Community Supported Agriculture
Many farms in our Baltimore Foodshed use the Community Supported Agriculture, or CSA model. In a CSA, a farm partners with local consumers by offering subscription options. You pay a set cost up front for a set season of time. Throughout the farm’s season, you receive produce, meat, milk, whatever it is the farm offers. The CSA model is valuable for the farmer, as it allows them to have money upfront to help with costs, and guarantees that their food will find a consumer. A CSA allows the consumer to share in the risk of farming. When you pay for your farm’s subscription, you are paying for a share of their harvest. If that harvest is smaller one week, you may not receive as much food.
There are many different ways to run a CSA. Each farm will have their own method. Some may choose to partner with other farms. Each farm will determine their own “season” for when you will receive items. The farmer may offer a delivery service, sometimes to your home, other times to a set pick up point. You may receive food weekly, biweekly, or monthly.
The community supported agriculture map above will help you locate CSAs that are near you. You can look through different farm websites to see what they offer, when they offer it, how much it costs, and how you can receive your box of food. There are a few CSAs that operate in winter, but most only offer food in warmer months.
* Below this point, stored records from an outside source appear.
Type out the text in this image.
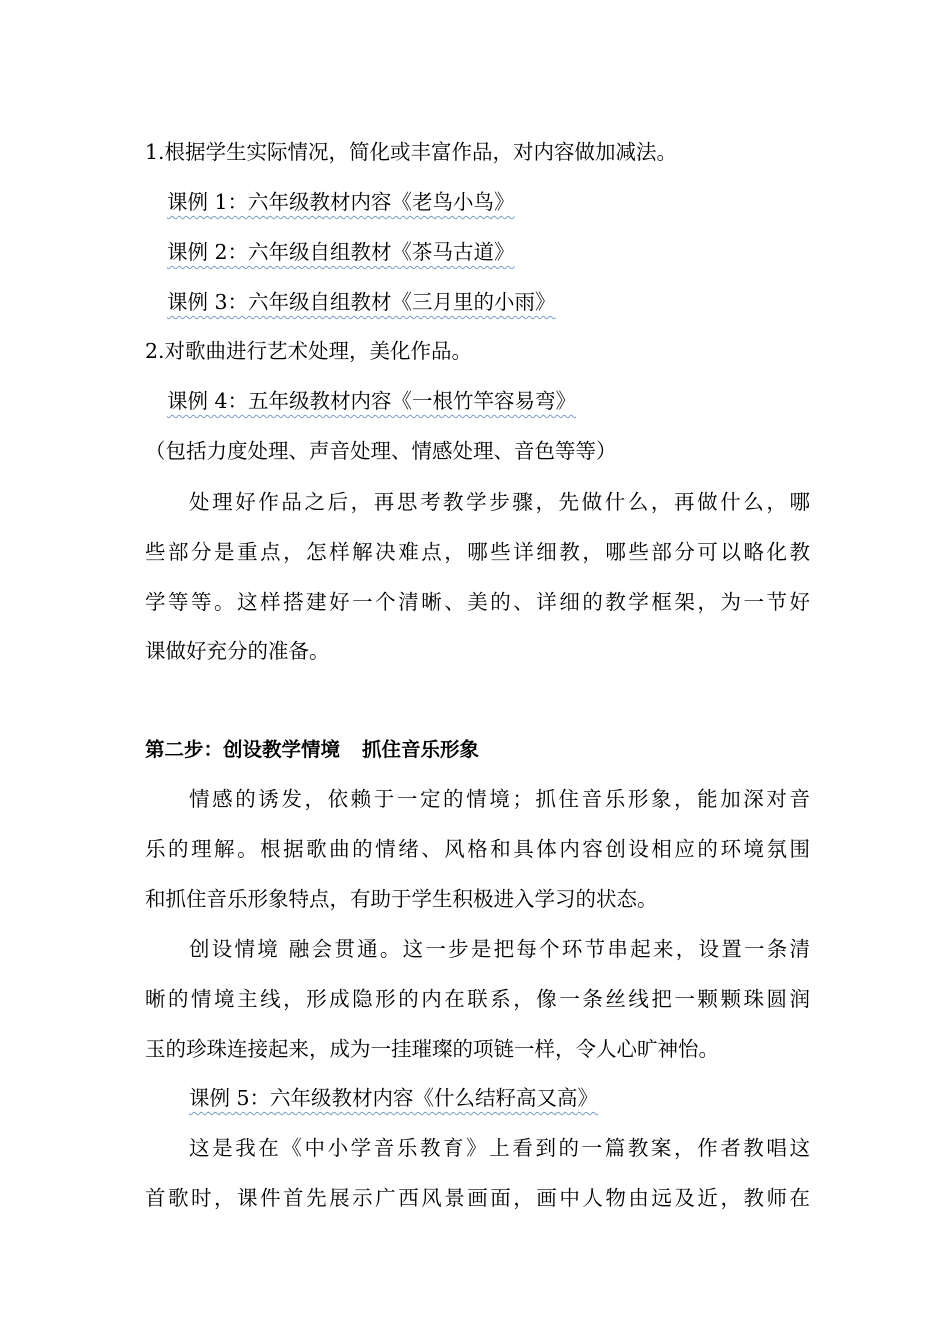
1.根据学生实际情况，简化或丰富作品，对内容做加减法。
课例 1：六年级教材内容《老鸟小鸟》
课例 2：六年级自组教材《茶马古道》
课例 3：六年级自组教材《三月里的小雨》
2.对歌曲进行艺术处理，美化作品。
课例 4：五年级教材内容《一根竹竿容易弯》
（包括力度处理、声音处理、情感处理、音色等等）
处理好作品之后，再思考教学步骤，先做什么，再做什么，哪
些部分是重点，怎样解决难点，哪些详细教，哪些部分可以略化教
学等等。这样搭建好一个清晰、美的、详细的教学框架，为一节好
课做好充分的准备。
第二步：创设教学情境 抓住音乐形象
情感的诱发，依赖于一定的情境；抓住音乐形象，能加深对音
乐的理解。根据歌曲的情绪、风格和具体内容创设相应的环境氛围
和抓住音乐形象特点，有助于学生积极进入学习的状态。
创设情境 融会贯通。这一步是把每个环节串起来，设置一条清
晰的情境主线，形成隐形的内在联系，像一条丝线把一颗颗珠圆润
玉的珍珠连接起来，成为一挂璀璨的项链一样，令人心旷神怡。
课例 5：六年级教材内容《什么结籽高又高》
这是我在《中小学音乐教育》上看到的一篇教案，作者教唱这
首歌时，课件首先展示广西风景画面，画中人物由远及近，教师在
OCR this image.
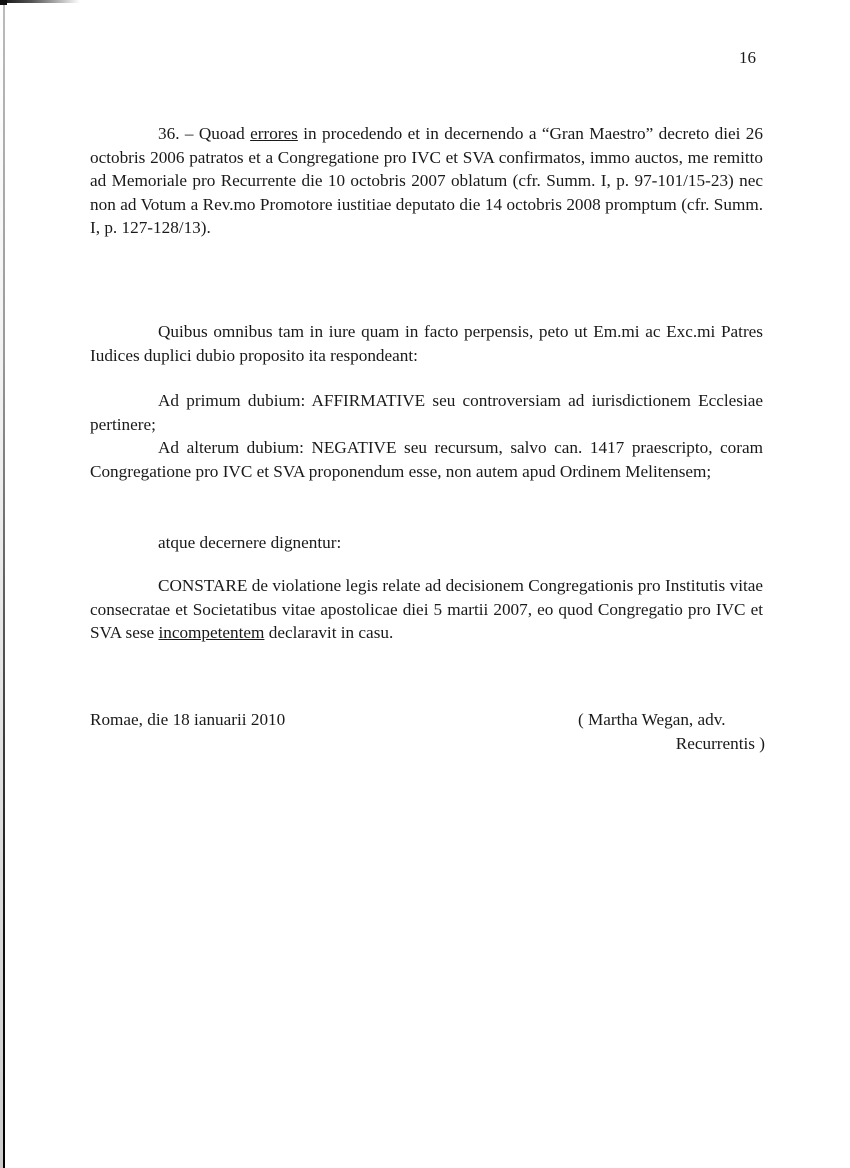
16

36. – Quoad errores in procedendo et in decernendo a “Gran Maestro” decreto diei 26 octobris 2006 patratos et a Congregatione pro IVC et SVA confirmatos, immo auctos, me remitto ad Memoriale pro Recurrente die 10 octobris 2007 oblatum (cfr. Summ. I, p. 97-101/15-23) nec non ad Votum a Rev.mo Promotore iustitiae deputato die 14 octobris 2008 promptum (cfr. Summ. I, p. 127-128/13).

Quibus omnibus tam in iure quam in facto perpensis, peto ut Em.mi ac Exc.mi Patres Iudices duplici dubio proposito ita respondeant:

Ad primum dubium: AFFIRMATIVE seu controversiam ad iurisdictionem Ecclesiae pertinere;

Ad alterum dubium: NEGATIVE seu recursum, salvo can. 1417 praescripto, coram Congregatione pro IVC et SVA proponendum esse, non autem apud Ordinem Melitensem;

atque decernere dignentur:

CONSTARE de violatione legis relate ad decisionem Congregationis pro Institutis vitae consecratae et Societatibus vitae apostolicae diei 5 martii 2007, eo quod Congregatio pro IVC et SVA sese incompetentem declaravit in casu.

Romae, die 18 ianuarii 2010	( Martha Wegan, adv.
Recurrentis )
Some of the CSAs only deliver to a pick up point, but there are those that deliver to homes. If a farm offers delivery, let them know you are interested so they know they have customers in that area. Ask them if they deliver in your area. If you really want food from that farm, but they don’t deliver to your area, see if you could find them more business in your neighborhood! If there are many customers in your town, they just might find a way to get their products to you, whether at a pick up point, or to your home.
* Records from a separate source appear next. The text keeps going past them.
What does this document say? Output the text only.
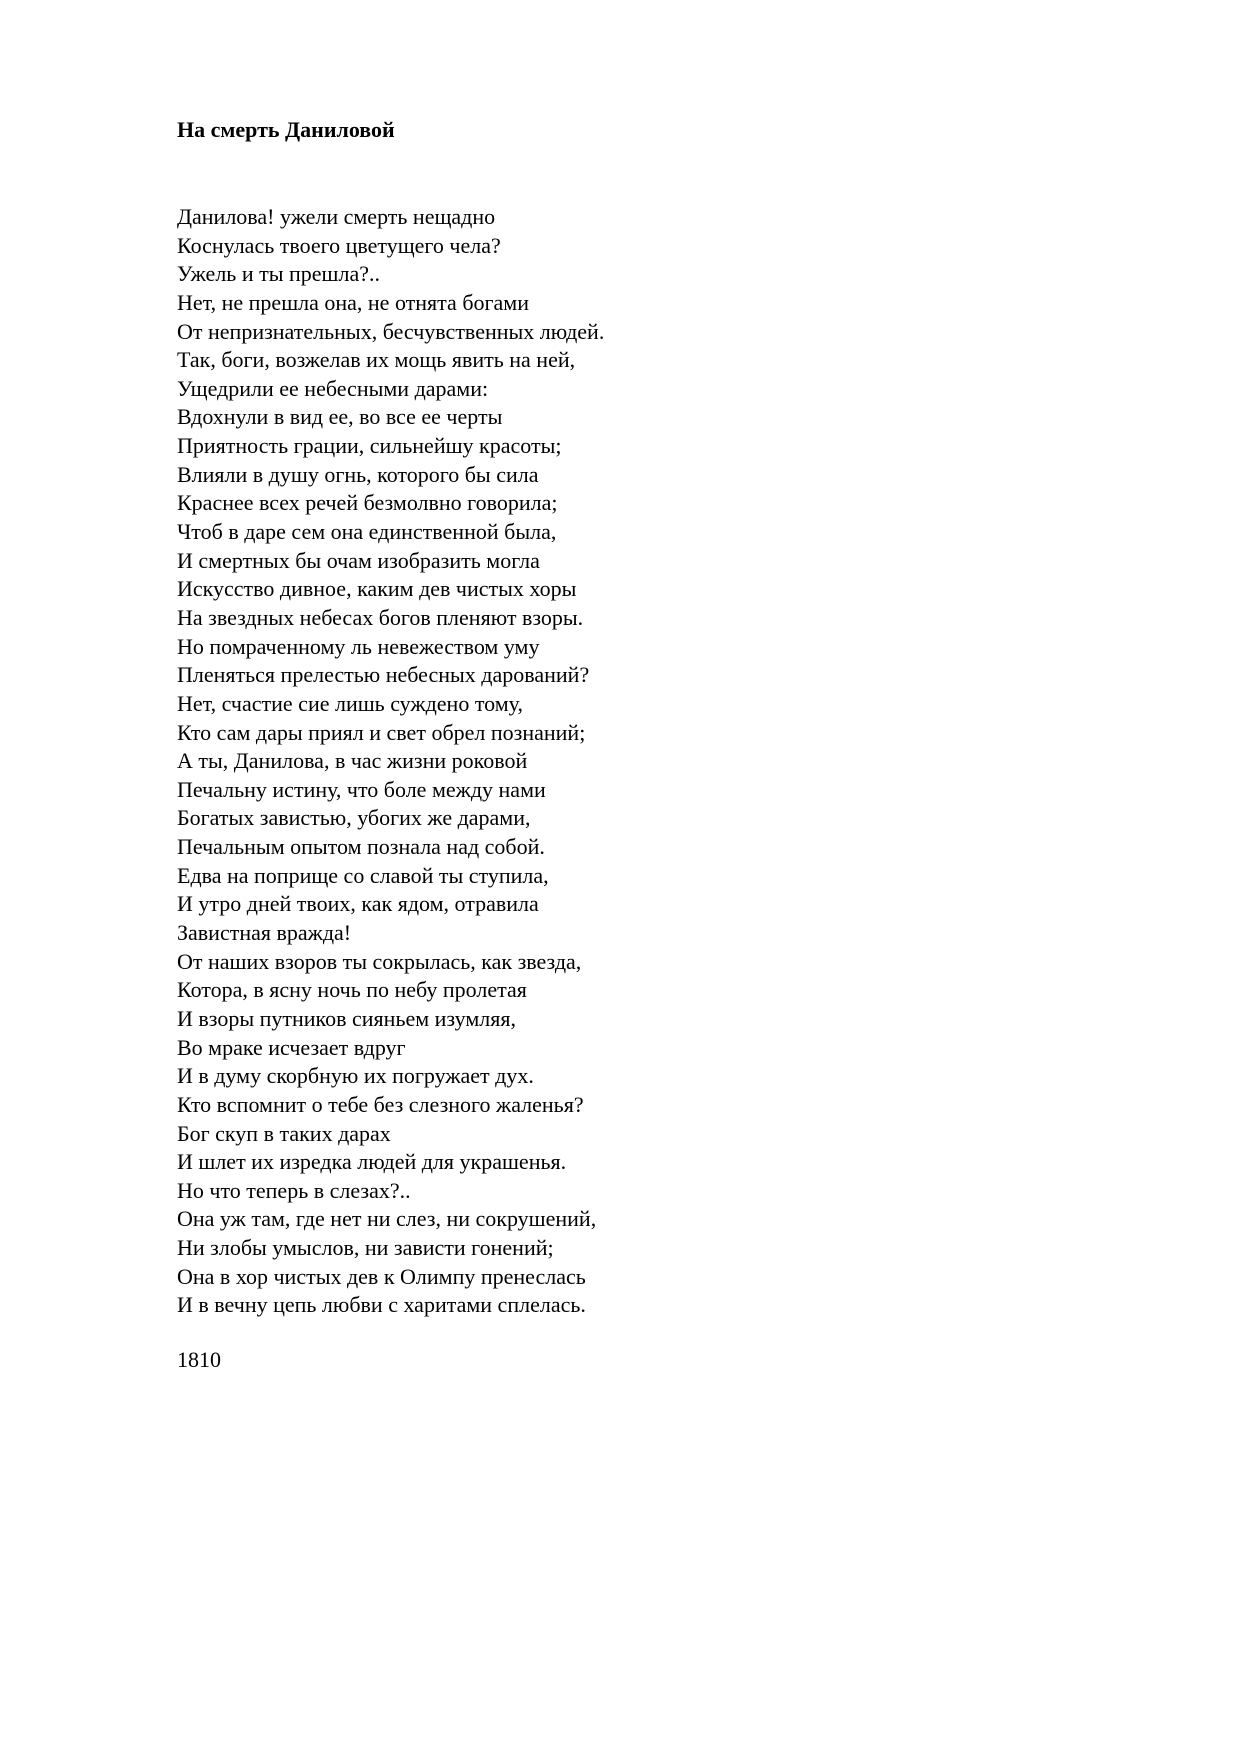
На смерть Даниловой
Данилова! ужели смерть нещадно
Коснулась твоего цветущего чела?
Ужель и ты прешла?..
Нет, не прешла она, не отнята богами
От непризнательных, бесчувственных людей.
Так, боги, возжелав их мощь явить на ней,
Ущедрили ее небесными дарами:
Вдохнули в вид ее, во все ее черты
Приятность грации, сильнейшу красоты;
Влияли в душу огнь, которого бы сила
Краснее всех речей безмолвно говорила;
Чтоб в даре сем она единственной была,
И смертных бы очам изобразить могла
Искусство дивное, каким дев чистых хоры
На звездных небесах богов пленяют взоры.
Но помраченному ль невежеством уму
Пленяться прелестью небесных дарований?
Нет, счастие сие лишь суждено тому,
Кто сам дары приял и свет обрел познаний;
А ты, Данилова, в час жизни роковой
Печальну истину, что боле между нами
Богатых завистью, убогих же дарами,
Печальным опытом познала над собой.
Едва на поприще со славой ты ступила,
И утро дней твоих, как ядом, отравила
Завистная вражда!
От наших взоров ты сокрылась, как звезда,
Котора, в ясну ночь по небу пролетая
И взоры путников сияньем изумляя,
Во мраке исчезает вдруг
И в думу скорбную их погружает дух.
Кто вспомнит о тебе без слезного жаленья?
Бог скуп в таких дарах
И шлет их изредка людей для украшенья.
Но что теперь в слезах?..
Она уж там, где нет ни слез, ни сокрушений,
Ни злобы умыслов, ни зависти гонений;
Она в хор чистых дев к Олимпу пренеслась
И в вечну цепь любви с харитами сплелась.

1810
Buying from a CSA is a bit different from buying at a farmers market. Some CSAs offer a set box each week. A farmer likely will let you know what you might expect, but they choose what goes into each box. Others have a points system, where different items cost different amounts of points. This ensures you can choose what you want, but that a share remains fair from subscriber to subscriber.
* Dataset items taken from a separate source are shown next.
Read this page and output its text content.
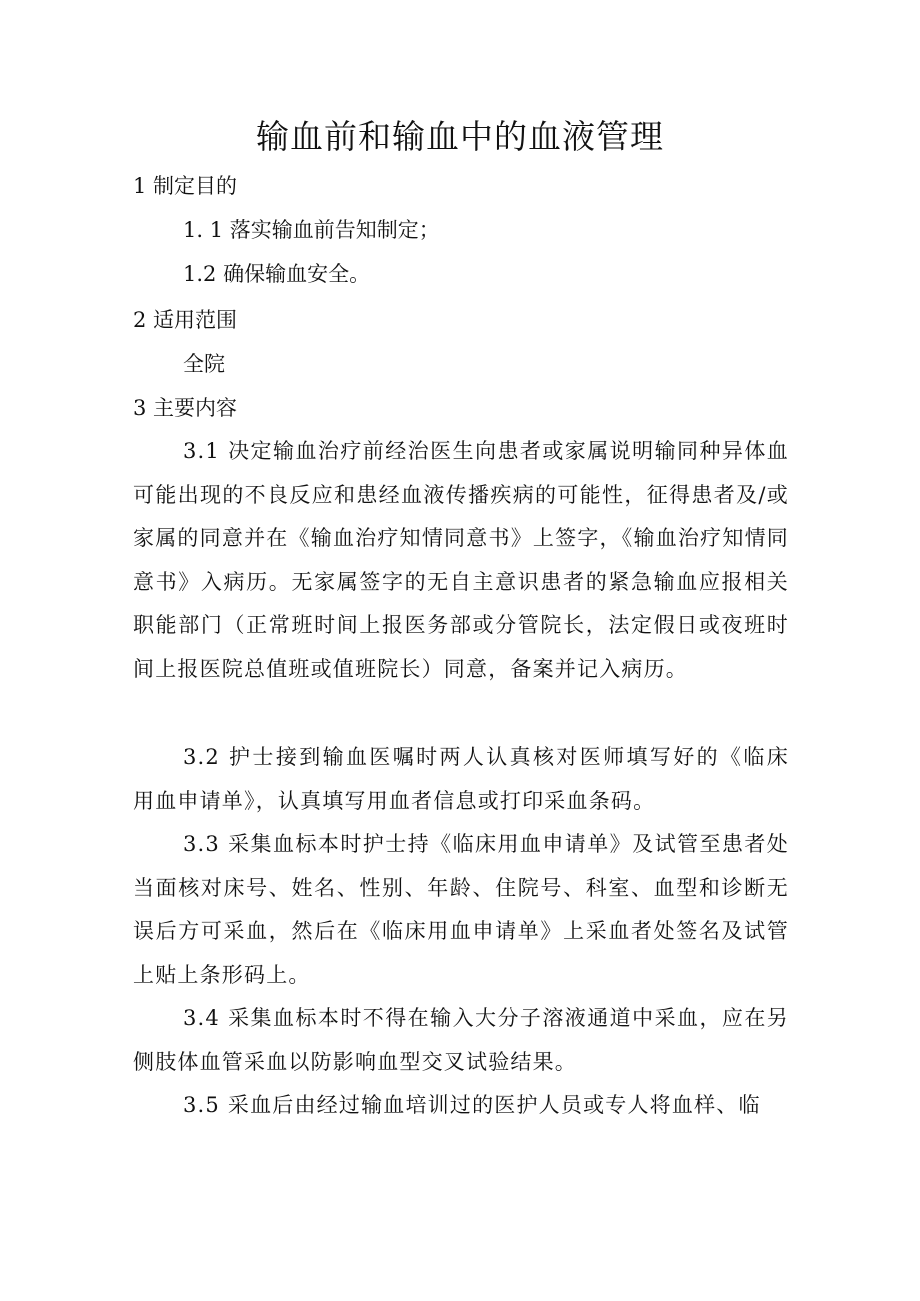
输血前和输血中的血液管理
1 制定目的
1. 1 落实输血前告知制定；
1.2 确保输血安全。
2 适用范围
全院
3 主要内容
3.1 决定输血治疗前经治医生向患者或家属说明输同种异体血可能出现的不良反应和患经血液传播疾病的可能性，征得患者及/或家属的同意并在《输血治疗知情同意书》上签字，《输血治疗知情同意书》入病历。无家属签字的无自主意识患者的紧急输血应报相关职能部门（正常班时间上报医务部或分管院长，法定假日或夜班时间上报医院总值班或值班院长）同意，备案并记入病历。
3.2 护士接到输血医嘱时两人认真核对医师填写好的《临床 用血申请单》，认真填写用血者信息或打印采血条码。
3.3 采集血标本时护士持《临床用血申请单》及试管至患者处当面核对床号、姓名、性别、年龄、住院号、科室、血型和诊断无误后方可采血，然后在《临床用血申请单》上采血者处签名及试管上贴上条形码上。
3.4 采集血标本时不得在输入大分子溶液通道中采血，应在另侧肢体血管采血以防影响血型交叉试验结果。
3.5 采血后由经过输血培训过的医护人员或专人将血样、临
Community Supported Agriculture is great for people who want to try new things, as some of the items included may not be something you are familiar with. If you want the ultimate flexibility, go visit a farmers market. But if you want something you can count on each week, and enjoy trying new foods, a CSA can be a great choice for you.
Some CSAs offer winter options so you can continue to get your local foods year round! Several offer produce, others offer meat options. Eating from CSAs year round is a great option.